Park Chan-Kyong –
The election of South Korea’s new president Moon Jae-In heralds a sea change in Seoul’s approach towards the nuclear-armed North — and puts it on a potential collision course with Washington.
The left-leaning new leader, a former human rights lawyer, favours dialogue with Pyongyang over its atomic and missile ambitions.
In contrast, Donald Trump’s administration has called for stepped up sanctions and warned military action is an “option on the table”, sending fears of conflict spiralling.
The 1950-53 Korean War ended in an armistice rather than a peace treaty and the two Koreas are divided by the Demilitarized Zone, one of the most heavily fortified places on Earth.
The isolated, impoverished North is accused of widespread rights abuses and dreams of a missile capable of delivering a nuclear warhead to the United States.
It has carried out five atomic tests and multiple rocket launches.
The last time South Korea had a liberal leadership, it embraced a “Sunshine Policy” of rapprochement with Pyongyang and, as a close aide to then president Roh Moo-Hyun, Moon helped arrange the last inter-Korean summit with late North Korean leader Kim Jong-Il.
“I would go anywhere in the world, including North Korea itself, if doing so would solve the North’s nuclear problem,” Moon told reporters during the presidential campaign.

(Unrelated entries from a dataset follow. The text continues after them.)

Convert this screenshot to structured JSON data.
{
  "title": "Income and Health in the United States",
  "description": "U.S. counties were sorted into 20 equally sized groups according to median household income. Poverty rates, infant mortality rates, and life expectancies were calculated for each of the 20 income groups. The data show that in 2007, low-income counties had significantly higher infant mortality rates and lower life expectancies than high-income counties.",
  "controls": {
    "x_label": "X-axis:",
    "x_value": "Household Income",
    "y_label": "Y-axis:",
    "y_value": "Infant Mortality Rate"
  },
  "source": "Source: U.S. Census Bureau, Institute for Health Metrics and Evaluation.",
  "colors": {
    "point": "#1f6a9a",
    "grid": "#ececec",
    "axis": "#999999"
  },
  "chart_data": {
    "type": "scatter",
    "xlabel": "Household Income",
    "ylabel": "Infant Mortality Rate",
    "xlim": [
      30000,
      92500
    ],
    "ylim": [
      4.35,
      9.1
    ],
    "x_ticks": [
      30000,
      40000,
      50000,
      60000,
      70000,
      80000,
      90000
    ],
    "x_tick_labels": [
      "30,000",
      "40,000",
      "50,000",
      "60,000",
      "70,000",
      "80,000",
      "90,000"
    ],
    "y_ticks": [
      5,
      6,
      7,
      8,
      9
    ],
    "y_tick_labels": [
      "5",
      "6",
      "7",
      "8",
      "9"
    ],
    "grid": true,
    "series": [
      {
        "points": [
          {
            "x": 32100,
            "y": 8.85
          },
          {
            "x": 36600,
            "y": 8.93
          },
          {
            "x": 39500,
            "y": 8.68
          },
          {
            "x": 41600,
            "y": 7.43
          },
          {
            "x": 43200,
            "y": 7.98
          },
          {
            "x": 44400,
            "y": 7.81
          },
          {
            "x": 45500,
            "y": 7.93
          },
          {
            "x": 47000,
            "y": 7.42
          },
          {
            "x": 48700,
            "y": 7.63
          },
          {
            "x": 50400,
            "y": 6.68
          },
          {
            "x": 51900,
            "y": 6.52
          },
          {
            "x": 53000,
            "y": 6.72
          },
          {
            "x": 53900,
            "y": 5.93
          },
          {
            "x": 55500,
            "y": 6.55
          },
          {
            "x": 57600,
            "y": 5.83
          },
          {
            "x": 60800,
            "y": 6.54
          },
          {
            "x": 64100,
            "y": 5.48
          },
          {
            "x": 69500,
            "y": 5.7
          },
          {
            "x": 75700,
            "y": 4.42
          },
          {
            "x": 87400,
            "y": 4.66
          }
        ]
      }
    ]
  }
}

He also advocates resumption of some inter-Korean projects shuttered under the conservative governments of the last 10 years, including the Kaesong joint industrial zone, where South Korean firms employed Northern workers.
Under Moon, Seoul’s policy towards the North will change “substantially”, Robert Kelly of Pusan National University said, “but less substantially than many people on the South Korean left and Moon himself would like”.
Unlike 20 years ago, when the Sunshine policy was first introduced, the North now has nuclear weapons, an increasingly advanced missile programme, and a reputation as a drug manufacturer and counterfeiter.
“That doesn’t mean we shouldn’t talk to North Korea,” Kelly said, but if Moon wants to pursue re-opening Kaesong or a ‘Sunshine Policy 2’, “he’s going to collide with the American government where there is a pretty solid consensus right now that North Korea is a genuine global menace”.
The new president wants the South to have a greater say in its alliance with security guarantor the United States.
He has expressed ambivalence over the US THAAD missile defence system, whose deployment in the South has infuriated China, and which Trump has demanded Seoul pay for.
But its accelerated installation meant he can now present it to opponents as a “fait accompli”, analysts say.
To his critics, any concession to Pyongyang is dangerous and they accuse Moon — whose parents fled the North during the Korean War — of being a Communist sympathiser.
Others suggest his presidential victory could give the US room for manoeuvre.
Trump has moderated his tone more recently, saying he would be “honoured” to meet North Korean leader Kim Jong-Un, and Cheong Seong-Chang of the private Sejong Institute said Washington was “groping for an exit following all the huffing and puffing over the past few months”.
“Moon’s policy of engagement may appear to clash with Trump’s line of heaping utmost pressure and sanctions, but they are complementary to each other as Seoul may play a ‘good cop’ role here,” he said.
South Koreans are accustomed to living under the threat from the North, and opinions are divided on how to handle Pyongyang.